A Little Life

This story was related to me yesterday. It broke my heart. I’ll do my best to retell it here just as the man told it to me.

I grew up in Miami (Florida). But keep in mind it was a very different place back then. My cousins and I had free reign. We’d get up early and grab our bikes, pedal to a row boat we’d stashed on the banks of a lake and then we’d fish all day.

Not like today, when kids are watched over constantly. I think the Adam Walsh case changed all of that, but this was back in 1959 or ’60, a long time before that. Anyway, we went everywhere. 

There was a walled neighborhood where the Blacks lived. It was walled off, separate from the other parts of the town, but sometimes my friends and I would play baseball in an area of sugar sand right behind the wall. And a lot of the kids from the black neighborhood would climb the wall and come join the game.

We had a grand time until, of course, one of the white moms would notice and call the cops to make the black kids go back to their own neighborhood. You see, it just wasn’t done, the mixing.

There was a lake behind the sugar sand, with a ring of homes around it. We loved to swim there, even though it was off limits. In the middle of the lake was a small island where ducks liked to nest. We called it Duck Egg Island.

We’d get the eggs and have duck egg fights, but to get to the lake we had to walk past the walled neighborhood where the Blacks lived and then cut through one of the yards of the homes around the lake. We did it all the time.

One day as we passed the wall a little black child sitting on top of it hollered at us. “Hey! Where y’all going?”

Someone told him we were headed to a swimming hole. Without a pause he jumped down off that wall and joined us. 

Now my friends and I were like fish. We swam every day. We never considered that a kid our age couldn’t swim. 

The lake was fairly shallow until you got about 10 yards out, then it dropped dramatically.
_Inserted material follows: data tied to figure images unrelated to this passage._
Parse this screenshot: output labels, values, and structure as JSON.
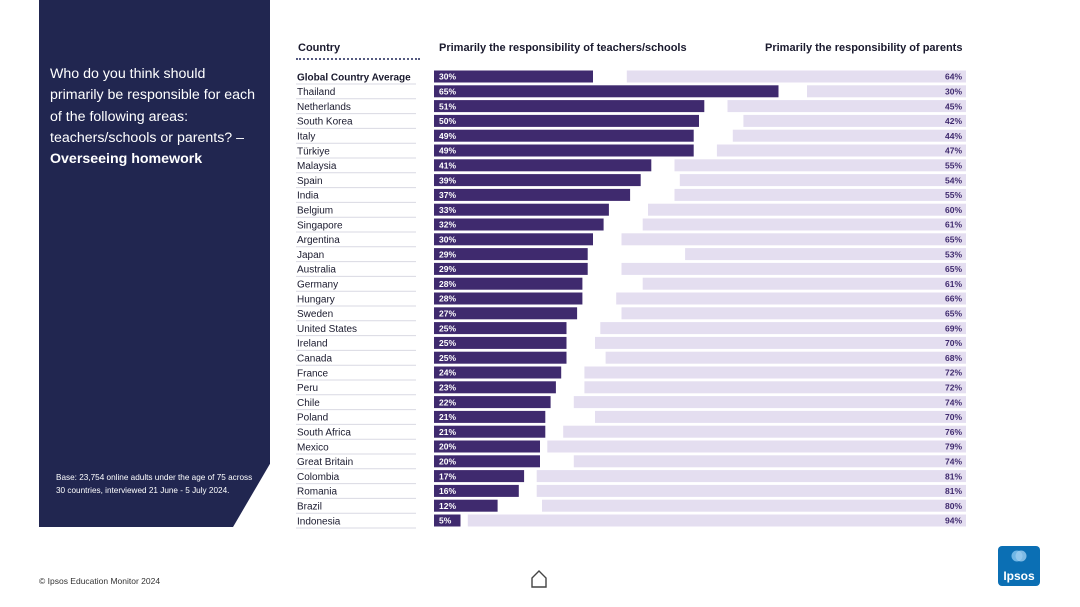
{
  "question": {
    "text": "Who do you think should primarily be responsible for each of the following areas: teachers/schools or parents?",
    "topic_prefix": "– ",
    "topic": "Overseeing homework"
  },
  "base_note": "Base: 23,754 online adults under the age of 75 across 30 countries, interviewed 21 June - 5 July 2024.",
  "headers": {
    "country": "Country",
    "teachers": "Primarily the responsibility of teachers/schools",
    "parents": "Primarily the responsibility of parents"
  },
  "footer": {
    "copyright": "© Ipsos Education Monitor 2024"
  },
  "logo": {
    "text": "Ipsos"
  },
  "colors": {
    "panel": "#212650",
    "teachers_bar": "#3f2a6e",
    "parents_bar": "#e4def0",
    "row_sep": "#d9d9e3"
  },
  "chart_data": {
    "type": "bar",
    "orientation": "horizontal",
    "categories": [
      "Global Country Average",
      "Thailand",
      "Netherlands",
      "South Korea",
      "Italy",
      "Türkiye",
      "Malaysia",
      "Spain",
      "India",
      "Belgium",
      "Singapore",
      "Argentina",
      "Japan",
      "Australia",
      "Germany",
      "Hungary",
      "Sweden",
      "United States",
      "Ireland",
      "Canada",
      "France",
      "Peru",
      "Chile",
      "Poland",
      "South Africa",
      "Mexico",
      "Great Britain",
      "Colombia",
      "Romania",
      "Brazil",
      "Indonesia"
    ],
    "series": [
      {
        "name": "Primarily the responsibility of teachers/schools",
        "values": [
          30,
          65,
          51,
          50,
          49,
          49,
          41,
          39,
          37,
          33,
          32,
          30,
          29,
          29,
          28,
          28,
          27,
          25,
          25,
          25,
          24,
          23,
          22,
          21,
          21,
          20,
          20,
          17,
          16,
          12,
          5
        ]
      },
      {
        "name": "Primarily the responsibility of parents",
        "values": [
          64,
          30,
          45,
          42,
          44,
          47,
          55,
          54,
          55,
          60,
          61,
          65,
          53,
          65,
          61,
          66,
          65,
          69,
          70,
          68,
          72,
          72,
          74,
          70,
          76,
          79,
          74,
          81,
          81,
          80,
          94
        ]
      }
    ],
    "unit": "%",
    "xlim": [
      0,
      100
    ]
  }
}
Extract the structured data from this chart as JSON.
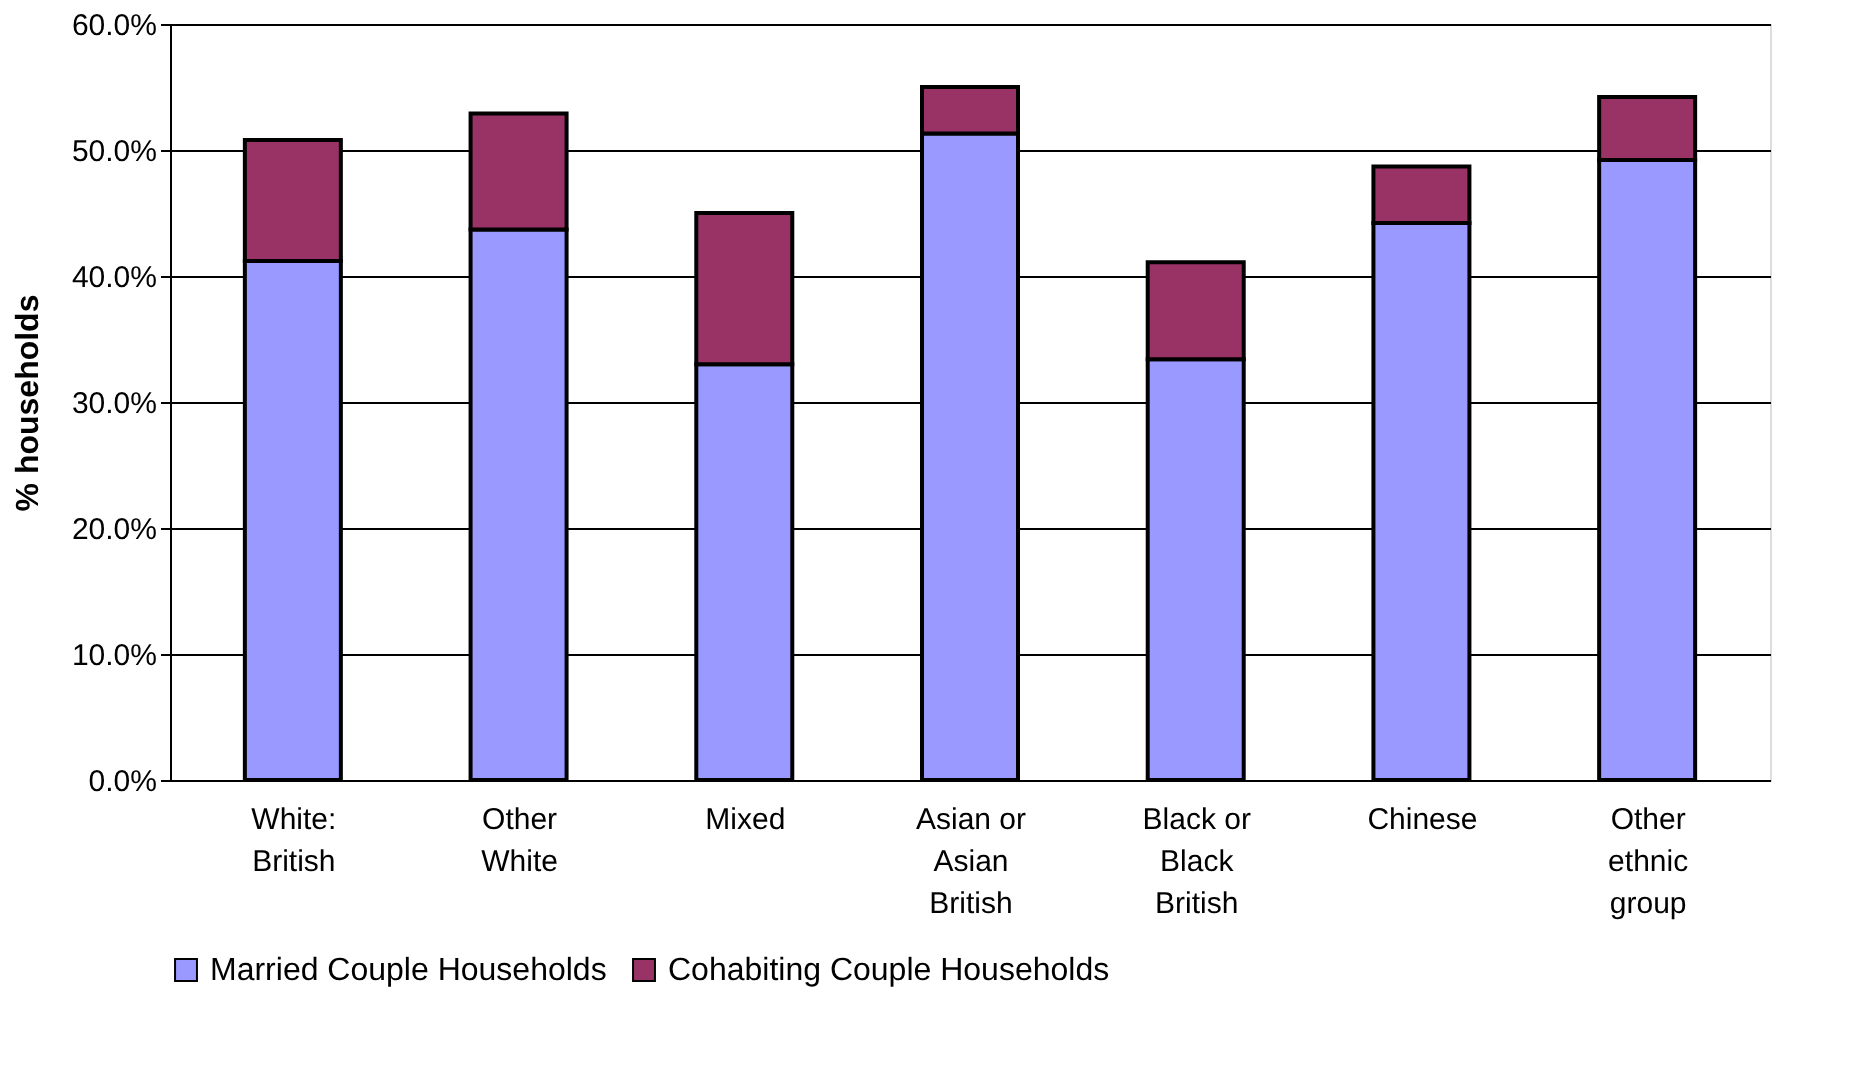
{
  "chart_data": {
    "type": "bar",
    "stacked": true,
    "ylabel": "% households",
    "categories": [
      "White:\nBritish",
      "Other\nWhite",
      "Mixed",
      "Asian or\nAsian\nBritish",
      "Black or\nBlack\nBritish",
      "Chinese",
      "Other\nethnic\ngroup"
    ],
    "series": [
      {
        "name": "Married Couple Households",
        "color": "#9999ff",
        "values": [
          41.2,
          43.7,
          33.0,
          51.3,
          33.4,
          44.2,
          49.2
        ]
      },
      {
        "name": "Cohabiting Couple Households",
        "color": "#993366",
        "values": [
          9.6,
          9.2,
          12.0,
          3.7,
          7.7,
          4.5,
          5.0
        ]
      }
    ],
    "ylim": [
      0,
      60
    ],
    "yticks": [
      {
        "value": 0,
        "label": "0.0%"
      },
      {
        "value": 10,
        "label": "10.0%"
      },
      {
        "value": 20,
        "label": "20.0%"
      },
      {
        "value": 30,
        "label": "30.0%"
      },
      {
        "value": 40,
        "label": "40.0%"
      },
      {
        "value": 50,
        "label": "50.0%"
      },
      {
        "value": 60,
        "label": "60.0%"
      }
    ],
    "grid": "y",
    "legend": "bottom"
  }
}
When we got to Duck Egg Island someone noticed the black kid wasn’t with us.

We swam back and one of us, I don’t remember who, dove under, but he couldn’t get to the child. We all tried. Again and again. He was too deep.
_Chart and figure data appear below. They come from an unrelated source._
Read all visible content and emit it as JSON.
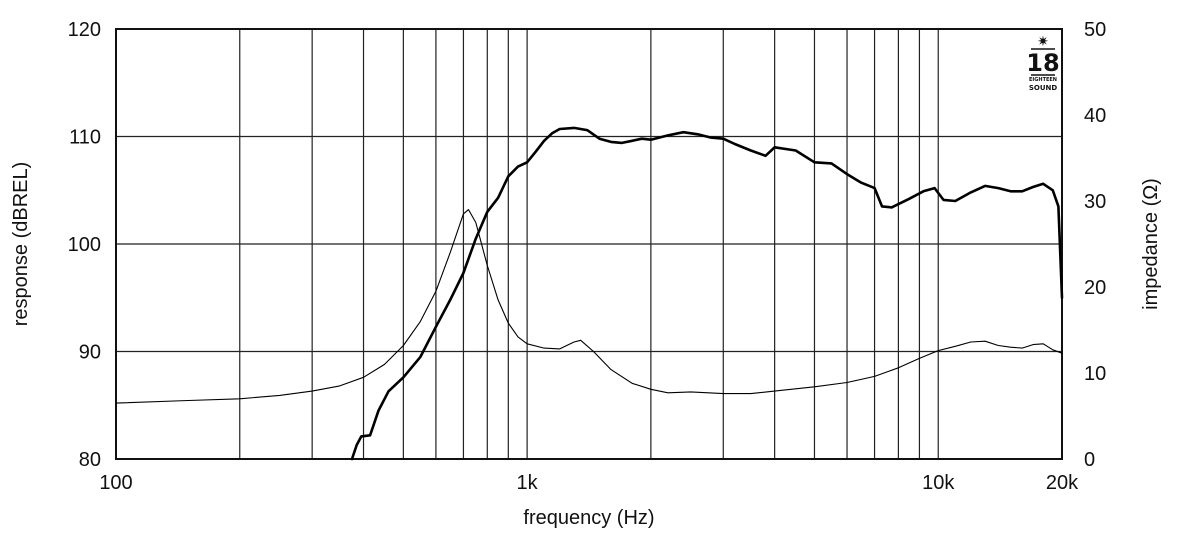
{
  "chart_data": {
    "type": "line",
    "xlabel": "frequency (Hz)",
    "ylabel": "response (dBREL)",
    "y2label": "impedance (Ω)",
    "x_scale": "log",
    "xlim": [
      100,
      20000
    ],
    "ylim": [
      80,
      120
    ],
    "y2lim": [
      0,
      50
    ],
    "grid": true,
    "x_ticks": [
      {
        "value": 100,
        "label": "100"
      },
      {
        "value": 1000,
        "label": "1k"
      },
      {
        "value": 10000,
        "label": "10k"
      },
      {
        "value": 20000,
        "label": "20k"
      }
    ],
    "y_ticks": [
      {
        "value": 80,
        "label": "80"
      },
      {
        "value": 90,
        "label": "90"
      },
      {
        "value": 100,
        "label": "100"
      },
      {
        "value": 110,
        "label": "110"
      },
      {
        "value": 120,
        "label": "120"
      }
    ],
    "y2_ticks": [
      {
        "value": 0,
        "label": "0"
      },
      {
        "value": 10,
        "label": "10"
      },
      {
        "value": 20,
        "label": "20"
      },
      {
        "value": 30,
        "label": "30"
      },
      {
        "value": 40,
        "label": "40"
      },
      {
        "value": 50,
        "label": "50"
      }
    ],
    "series": [
      {
        "axis": "left",
        "style": "thick",
        "points": [
          [
            375,
            80
          ],
          [
            385,
            81.3
          ],
          [
            395,
            82.1
          ],
          [
            415,
            82.2
          ],
          [
            435,
            84.5
          ],
          [
            460,
            86.3
          ],
          [
            500,
            87.6
          ],
          [
            550,
            89.5
          ],
          [
            600,
            92.3
          ],
          [
            650,
            94.8
          ],
          [
            700,
            97.3
          ],
          [
            750,
            100.5
          ],
          [
            800,
            103.0
          ],
          [
            850,
            104.3
          ],
          [
            900,
            106.3
          ],
          [
            950,
            107.2
          ],
          [
            1000,
            107.6
          ],
          [
            1050,
            108.6
          ],
          [
            1100,
            109.6
          ],
          [
            1150,
            110.3
          ],
          [
            1200,
            110.7
          ],
          [
            1300,
            110.8
          ],
          [
            1400,
            110.6
          ],
          [
            1500,
            109.8
          ],
          [
            1600,
            109.5
          ],
          [
            1700,
            109.4
          ],
          [
            1800,
            109.6
          ],
          [
            1900,
            109.8
          ],
          [
            2000,
            109.7
          ],
          [
            2200,
            110.1
          ],
          [
            2400,
            110.4
          ],
          [
            2600,
            110.2
          ],
          [
            2800,
            109.9
          ],
          [
            3000,
            109.8
          ],
          [
            3200,
            109.3
          ],
          [
            3500,
            108.7
          ],
          [
            3800,
            108.2
          ],
          [
            3900,
            108.6
          ],
          [
            4000,
            109.0
          ],
          [
            4500,
            108.7
          ],
          [
            5000,
            107.6
          ],
          [
            5500,
            107.5
          ],
          [
            6000,
            106.5
          ],
          [
            6500,
            105.7
          ],
          [
            7000,
            105.2
          ],
          [
            7300,
            103.5
          ],
          [
            7700,
            103.4
          ],
          [
            8500,
            104.2
          ],
          [
            9200,
            104.9
          ],
          [
            9800,
            105.2
          ],
          [
            10300,
            104.1
          ],
          [
            11000,
            104.0
          ],
          [
            12000,
            104.8
          ],
          [
            13000,
            105.4
          ],
          [
            14000,
            105.2
          ],
          [
            15000,
            104.9
          ],
          [
            16000,
            104.9
          ],
          [
            17000,
            105.3
          ],
          [
            18000,
            105.6
          ],
          [
            19000,
            105.0
          ],
          [
            19600,
            103.5
          ],
          [
            20000,
            95.0
          ]
        ]
      },
      {
        "axis": "right",
        "style": "thin",
        "points": [
          [
            100,
            6.5
          ],
          [
            150,
            6.8
          ],
          [
            200,
            7.0
          ],
          [
            250,
            7.4
          ],
          [
            300,
            7.9
          ],
          [
            350,
            8.5
          ],
          [
            400,
            9.5
          ],
          [
            450,
            11.0
          ],
          [
            500,
            13.2
          ],
          [
            550,
            16.0
          ],
          [
            600,
            19.5
          ],
          [
            650,
            24.0
          ],
          [
            700,
            28.5
          ],
          [
            720,
            29.0
          ],
          [
            750,
            27.5
          ],
          [
            800,
            22.5
          ],
          [
            850,
            18.5
          ],
          [
            900,
            15.8
          ],
          [
            950,
            14.2
          ],
          [
            1000,
            13.4
          ],
          [
            1100,
            12.9
          ],
          [
            1200,
            12.8
          ],
          [
            1300,
            13.6
          ],
          [
            1350,
            13.8
          ],
          [
            1450,
            12.5
          ],
          [
            1600,
            10.4
          ],
          [
            1800,
            8.8
          ],
          [
            2000,
            8.1
          ],
          [
            2200,
            7.7
          ],
          [
            2500,
            7.8
          ],
          [
            3000,
            7.6
          ],
          [
            3500,
            7.6
          ],
          [
            4000,
            7.9
          ],
          [
            5000,
            8.4
          ],
          [
            6000,
            8.9
          ],
          [
            7000,
            9.6
          ],
          [
            8000,
            10.6
          ],
          [
            9000,
            11.7
          ],
          [
            10000,
            12.6
          ],
          [
            11000,
            13.1
          ],
          [
            12000,
            13.6
          ],
          [
            13000,
            13.7
          ],
          [
            14000,
            13.2
          ],
          [
            15000,
            13.0
          ],
          [
            16000,
            12.9
          ],
          [
            17000,
            13.3
          ],
          [
            18000,
            13.4
          ],
          [
            19000,
            12.7
          ],
          [
            20000,
            12.3
          ]
        ]
      }
    ]
  }
}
Now, we should have gone for help right away, but we knew we weren’t supposed to be swimming in that lake. And we knew we weren’t supposed to be playing with black kids. Finally someone ran to a nearby house and an ambulance was called. But of course it was way too late. 

Not a day goes by that I don’t think about that kid. 
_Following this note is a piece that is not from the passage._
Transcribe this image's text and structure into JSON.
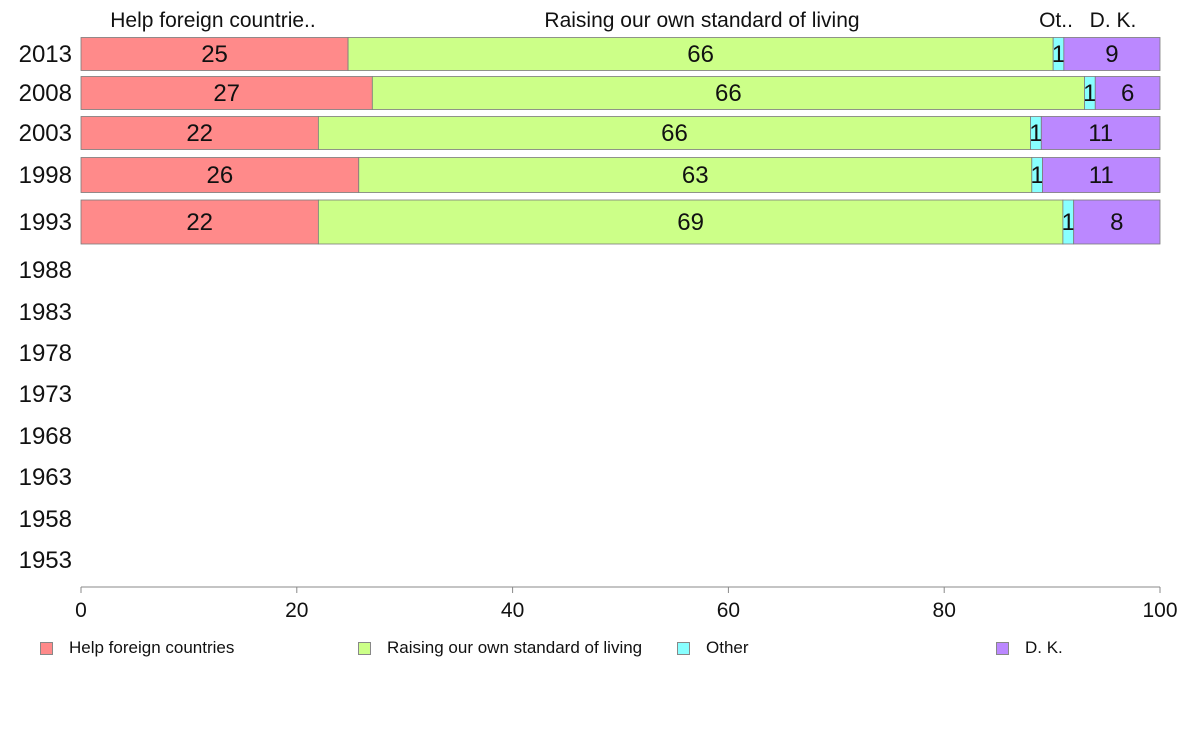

The storyteller bowed his head and cried at this admission. I cried, too. 

 

Unknown's avatar

Author: nananoyz

I'm a semi-retired crazy person with one husband and two cats.

16 thoughts on “A Little Life”

  1. Such a horrible tragedy. Children are not racists before the adults ‘explain’ them things. A similar tragedy happened one winter in a village I used to live. The only survivor was a little guy who had a speech defect, and no adult understood what he was trying to say. Children understood him, but they didn’t believe in what he was saying. My little daughter came to me and told me all of this. We found two men who ran to the pond but it was too late, of course. Three young children lost their lives.

    Liked by 1 person

  2. My goodness, that poor child drowned? I don’t know what to say. I can’t hear a story like that and not feel bitter about the way adult idiocy reaches into the blameless world of children and pollutes it.